Soledad Luengo, co-ordinator of training for Spain's National Organisation for the Blind (Once), said: "Our task was both to familiarise our lottery sellers with the euro, and to teach them how to inform their clients. Most people who buy lottery tickets are elderly and will need guidance themselves in the early days."

The influential group's biggest problem was to obtain replica euro notes well in advance of the changeover for members to practise with. "It was very important for us to have these replicas because if a blind person cannot touch and feel the new money it might as well not exist," Ms Luengo says.

Maria Luisa Fidalgo, 34, has been selling lottery tickets for seven years in central Madrid. She feels happier about e-day after having taken the six-hour crash course that involved maths, European history and games of rummaging in a bag containing francs, escudos and lire to fish out the euro.
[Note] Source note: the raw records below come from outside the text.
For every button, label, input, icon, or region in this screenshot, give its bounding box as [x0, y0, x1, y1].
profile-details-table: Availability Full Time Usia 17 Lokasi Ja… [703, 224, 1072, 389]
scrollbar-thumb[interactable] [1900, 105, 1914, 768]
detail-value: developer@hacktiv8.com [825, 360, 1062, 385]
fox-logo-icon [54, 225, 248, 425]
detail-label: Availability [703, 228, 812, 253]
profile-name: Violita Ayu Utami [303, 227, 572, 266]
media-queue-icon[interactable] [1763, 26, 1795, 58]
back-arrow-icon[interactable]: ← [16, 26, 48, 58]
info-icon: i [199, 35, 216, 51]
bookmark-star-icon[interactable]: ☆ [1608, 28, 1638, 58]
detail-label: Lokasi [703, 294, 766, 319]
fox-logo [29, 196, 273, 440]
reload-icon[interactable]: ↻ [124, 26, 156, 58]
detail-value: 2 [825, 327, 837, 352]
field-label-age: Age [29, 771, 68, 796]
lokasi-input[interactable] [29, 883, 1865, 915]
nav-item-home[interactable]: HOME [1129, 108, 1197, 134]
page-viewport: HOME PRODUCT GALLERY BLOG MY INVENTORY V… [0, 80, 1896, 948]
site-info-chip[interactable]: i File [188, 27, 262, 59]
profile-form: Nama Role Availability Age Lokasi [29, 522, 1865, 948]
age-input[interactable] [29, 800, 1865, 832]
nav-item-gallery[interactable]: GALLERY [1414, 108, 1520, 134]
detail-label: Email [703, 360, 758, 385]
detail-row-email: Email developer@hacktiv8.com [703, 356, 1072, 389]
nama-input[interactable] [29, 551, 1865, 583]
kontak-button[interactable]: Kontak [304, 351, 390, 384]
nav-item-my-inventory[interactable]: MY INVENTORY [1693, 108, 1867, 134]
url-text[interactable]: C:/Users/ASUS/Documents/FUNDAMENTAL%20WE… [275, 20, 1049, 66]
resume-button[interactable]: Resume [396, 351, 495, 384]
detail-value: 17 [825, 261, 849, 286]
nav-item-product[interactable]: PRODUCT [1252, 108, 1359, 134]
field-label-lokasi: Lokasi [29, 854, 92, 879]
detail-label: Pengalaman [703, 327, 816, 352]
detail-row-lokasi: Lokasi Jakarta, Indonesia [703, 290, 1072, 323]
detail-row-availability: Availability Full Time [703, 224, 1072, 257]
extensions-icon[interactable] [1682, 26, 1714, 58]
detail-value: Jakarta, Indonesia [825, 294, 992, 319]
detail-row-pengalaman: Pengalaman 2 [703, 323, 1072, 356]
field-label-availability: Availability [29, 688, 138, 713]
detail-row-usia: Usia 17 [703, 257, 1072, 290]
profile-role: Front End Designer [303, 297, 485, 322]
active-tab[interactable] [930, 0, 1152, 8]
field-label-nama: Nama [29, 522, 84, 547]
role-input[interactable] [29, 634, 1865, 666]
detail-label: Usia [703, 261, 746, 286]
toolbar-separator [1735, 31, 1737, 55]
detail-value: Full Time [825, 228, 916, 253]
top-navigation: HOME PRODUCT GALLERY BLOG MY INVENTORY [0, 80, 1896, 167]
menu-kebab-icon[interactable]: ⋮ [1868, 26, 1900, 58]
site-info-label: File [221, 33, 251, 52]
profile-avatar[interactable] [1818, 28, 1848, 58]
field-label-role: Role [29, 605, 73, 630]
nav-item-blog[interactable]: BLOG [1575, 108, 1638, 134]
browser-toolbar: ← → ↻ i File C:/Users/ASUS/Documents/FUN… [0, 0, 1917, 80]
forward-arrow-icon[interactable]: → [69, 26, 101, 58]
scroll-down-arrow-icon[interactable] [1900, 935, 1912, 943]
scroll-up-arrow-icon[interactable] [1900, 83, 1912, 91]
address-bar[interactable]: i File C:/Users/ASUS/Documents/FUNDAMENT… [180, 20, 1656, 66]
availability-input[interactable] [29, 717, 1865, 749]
But she still has worries. "The coins are fine. I can recognise them easily. Look, you can see they have different edges. But the small notes don't have distinguishing marks, they differ only in size. The marks on the big notes will soon get rubbed away with use, and it'll be hard to identify them."
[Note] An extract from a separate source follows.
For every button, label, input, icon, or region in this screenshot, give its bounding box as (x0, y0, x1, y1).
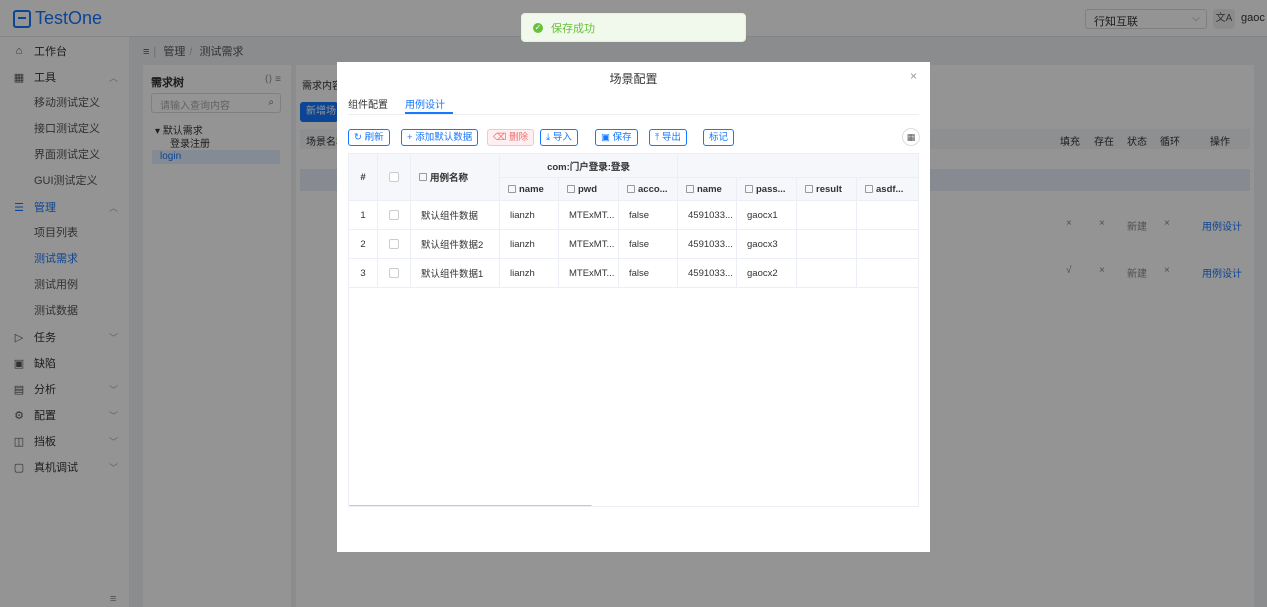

The European Union was advised on the design of the euro by Once, which has made efforts to ensure all its 70,000 visually impaired members are prepared for the currency switch. It has urged them to memorise conversion rates with the help of braille conversion tables and, as an extra safety net, developed a talking calculator. Ms Fidalgo whips one from her bag to show me. It cackles faintly. "They're not very loud, and with all the noise around, it's a bit of a last resort," she says.

Ms Luengo says the blind always risk being palmed off with forged notes. In Spain these tend to be worthless South American currencies cut to size. Once has long campaigned for speaking forgery-detectors. Such a device was never thought worth the expense just for national currencies, but with a single currency circulating throughout Europe a speaking anti-forgery device is now a real possibility.

Peseta-denominated lottery tickets will be replaced with 1 euro and 2 euro tickets on 1 January, but for two months you will be able to cash in peseta tickets for euro prizes. Once funds its entire operation of the education, rehabilitation and social welfare of Spain's visually impaired, plus the salaries of its 58,000 employees, from lottery sales.

Ms Fidalgo believes the first few weeks will be the most difficult, when the euro coexists with the peseta. She knows she may have to persuade her clients to accept euros in change for pesetas. "The sooner we deal in euros alone the better. I'll have to explain how I'm rounding up so people don't feel I'm cheating them. When there are a lot of people I'll just have to brace myself and take it slowly."